Mine is a lot heavier now than it was when i bought it nearly 30 years ago........ all the care and attention I suppose .
 
i can jsut about lift and carry my 5hp 20mtrs but wouldnt want to move it further

I'd not attempt to carry mine that distance now .... but it fits into a wheel barrow.


I have the owners manual if you need a scan of any of it.
 
that would be fantastic. just about to go to force4 for the fuel connector.
just dug out an old sack barrow and strapped it onto there. much easier to move now
 
that would be fantastic. just about to go to force4 for the fuel connector.
just dug out an old sack barrow and strapped it onto there. much easier to move now

Speak to Barry at Windsor Marine. He knows exactly what part you need for the fuel connector. I just had a new tank, fuel line and connector off him for my old Evinrude 6. Excellent service http://www.winsormarineservices.co.uk/
 
I'd not attempt to carry mine that distance now .... but it fits into a wheel barrow.

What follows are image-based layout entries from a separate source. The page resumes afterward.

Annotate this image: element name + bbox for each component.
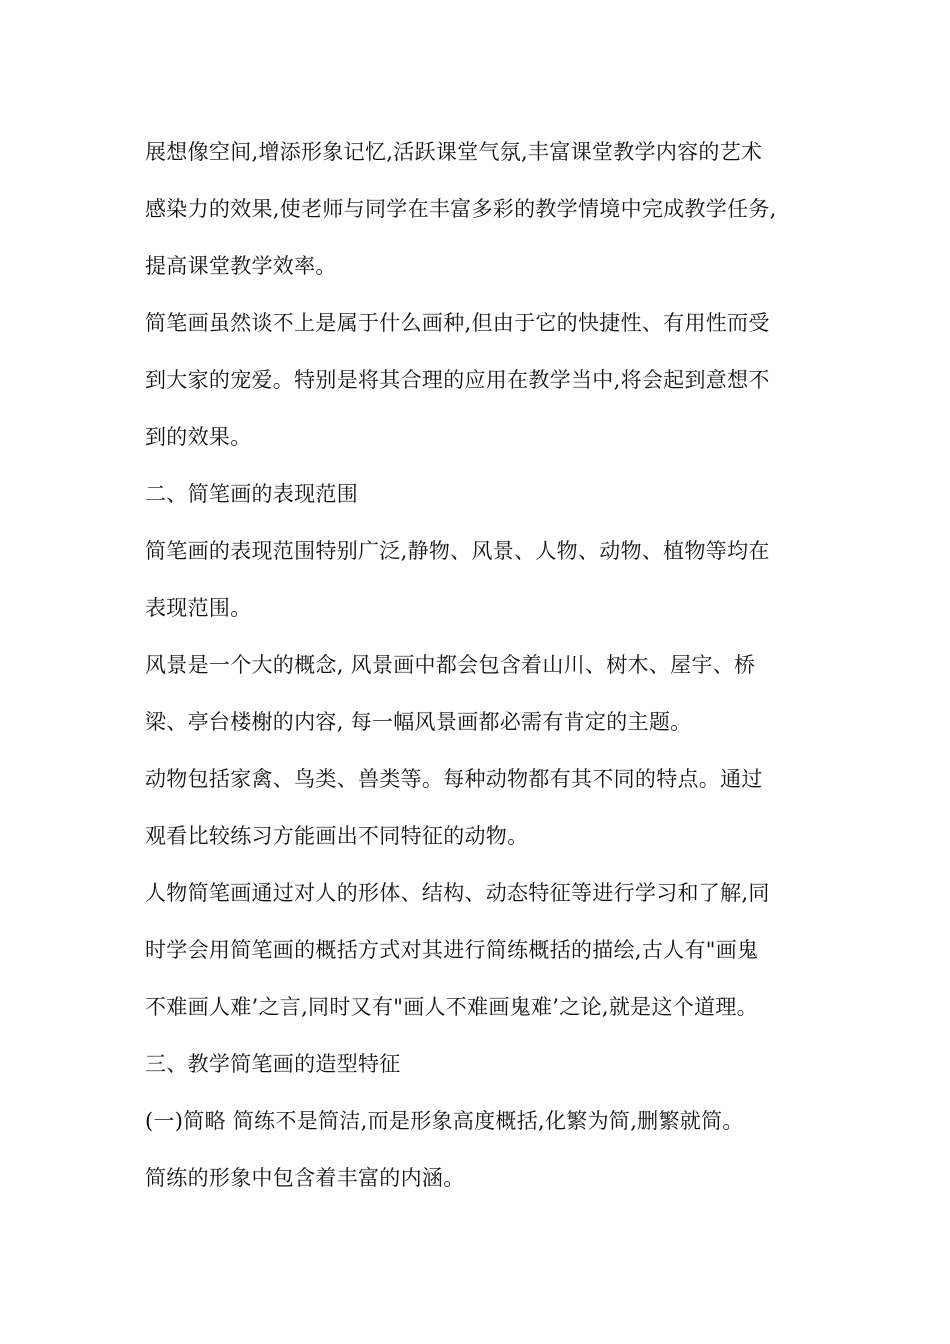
text-line: 梁、亭台楼榭的内容, 每一幅风景画都必需有肯定的主题。 — [145, 710, 692, 734]
paragraph-figures — [145, 871, 813, 1042]
text-line: 人物简笔画通过对人的形体、结构、动态特征等进行学习和了解,同 — [145, 881, 770, 905]
section-heading: 二、简笔画的表现范围 — [145, 482, 358, 506]
text-line: 不难画人难’之言,同时又有"画人不难画鬼难’之论,就是这个道理。 — [145, 995, 758, 1019]
section-heading: 三、教学简笔画的造型特征 — [145, 1052, 401, 1076]
text-line: 简笔画的表现范围特别广泛,静物、风景、人物、动物、植物等均在 — [145, 539, 770, 563]
text-line: (一)简略 简练不是简洁,而是形象高度概括,化繁为简,删繁就简。 — [145, 1109, 744, 1133]
text-line: 到大家的宠爱。特别是将其合理的应用在教学当中,将会起到意想不 — [145, 368, 770, 392]
section-heading-3 — [145, 1042, 813, 1099]
text-line: 提高课堂教学效率。 — [145, 254, 337, 278]
section-heading-2 — [145, 472, 813, 529]
text-line: 动物包括家禽、鸟类、兽类等。每种动物都有其不同的特点。通过 — [145, 767, 763, 791]
paragraph-landscape — [145, 643, 813, 757]
paragraph-teaching-effect — [145, 130, 813, 301]
paragraph-popularity — [145, 301, 813, 472]
text-line: 观看比较练习方能画出不同特征的动物。 — [145, 824, 529, 848]
paragraph-animals — [145, 757, 813, 871]
text-line: 简笔画虽然谈不上是属于什么画种,但由于它的快捷性、有用性而受 — [145, 311, 770, 335]
text-line: 简练的形象中包含着丰富的内涵。 — [145, 1166, 465, 1190]
text-line: 时学会用简笔画的概括方式对其进行简练概括的描绘,古人有"画鬼 — [145, 938, 759, 962]
text-line: 展想像空间,增添形象记忆,活跃课堂气氛,丰富课堂教学内容的艺术 — [145, 140, 763, 164]
text-line: 到的效果。 — [145, 425, 252, 449]
text-line: 表现范围。 — [145, 596, 252, 620]
text-line: 风景是一个大的概念, 风景画中都会包含着山川、树木、屋宇、桥 — [145, 653, 756, 677]
paragraph-simplicity — [145, 1099, 813, 1213]
text-line: 感染力的效果,使老师与同学在丰富多彩的教学情境中完成教学任务, — [145, 197, 777, 221]
document-body — [145, 130, 813, 1213]
paragraph-scope — [145, 529, 813, 643]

I have the owners manual if you need a scan of any of it.
I find a golf bag trolley very handy when transporting my outboard. It's collapsible and takes up very little space when folded - unlike a wheelbarrow.
 
I find a golf bag trolley very handy when transporting my outboard. It's collapsible and takes up very little space when folded - unlike a wheelbarrow.

Who needs golf trolleys when there's a fleet of wheelbarrows available. Just a few here ;)

SDC11481.JPG
 
she's a runner now.
added fuel but wouldn't go so stripped carb and cleaned it up but still wouldn't run, checked sparks and pretty weak so cleaned ht and plugs and started no problem.

mixture wrong though. i had to screw mixture screw all the way in to get carb off so now don't know where it should be. 10 turns from all in to all out. Ive set it in the middle but still a little rough. anyone know correct position.

thanks for all advice so far...Annie
 
she's a runner now.
added fuel but wouldn't go so stripped carb and cleaned it up but still wouldn't run, checked sparks and pretty weak so cleaned ht and plugs and started no problem.

mixture wrong though. i had to screw mixture screw all the way in to get carb off so now don't know where it should be. 10 turns from all in to all out. Ive set it in the middle but still a little rough. anyone know correct position.

thanks for all advice so far...Annie

With the knob off gently seat the screw. Unscrew it 1½ turns. Start the engine and let it warm up. Reduce the revs to the absolute minimum. Turn the screw in a little at a time until it falters ( reduce the revs if it speeds up) then back the screw out again until it runs smoothly. Refit the knob it the mid point of its range,


Full details at http://forums.iboats.com/engine-fre...sorted-carb-variations-joe-reeves-167352.html


Lots of other items that may be of use or interest at http://forums.iboats.com/engine-frequently-asked-questions-faq-31/

BTW have scanned the owners manual. Will PM you when up loaded to P'bucket. (quite a few pages!)


You know that the knob on the end of the tiller is the idle speed adjustment?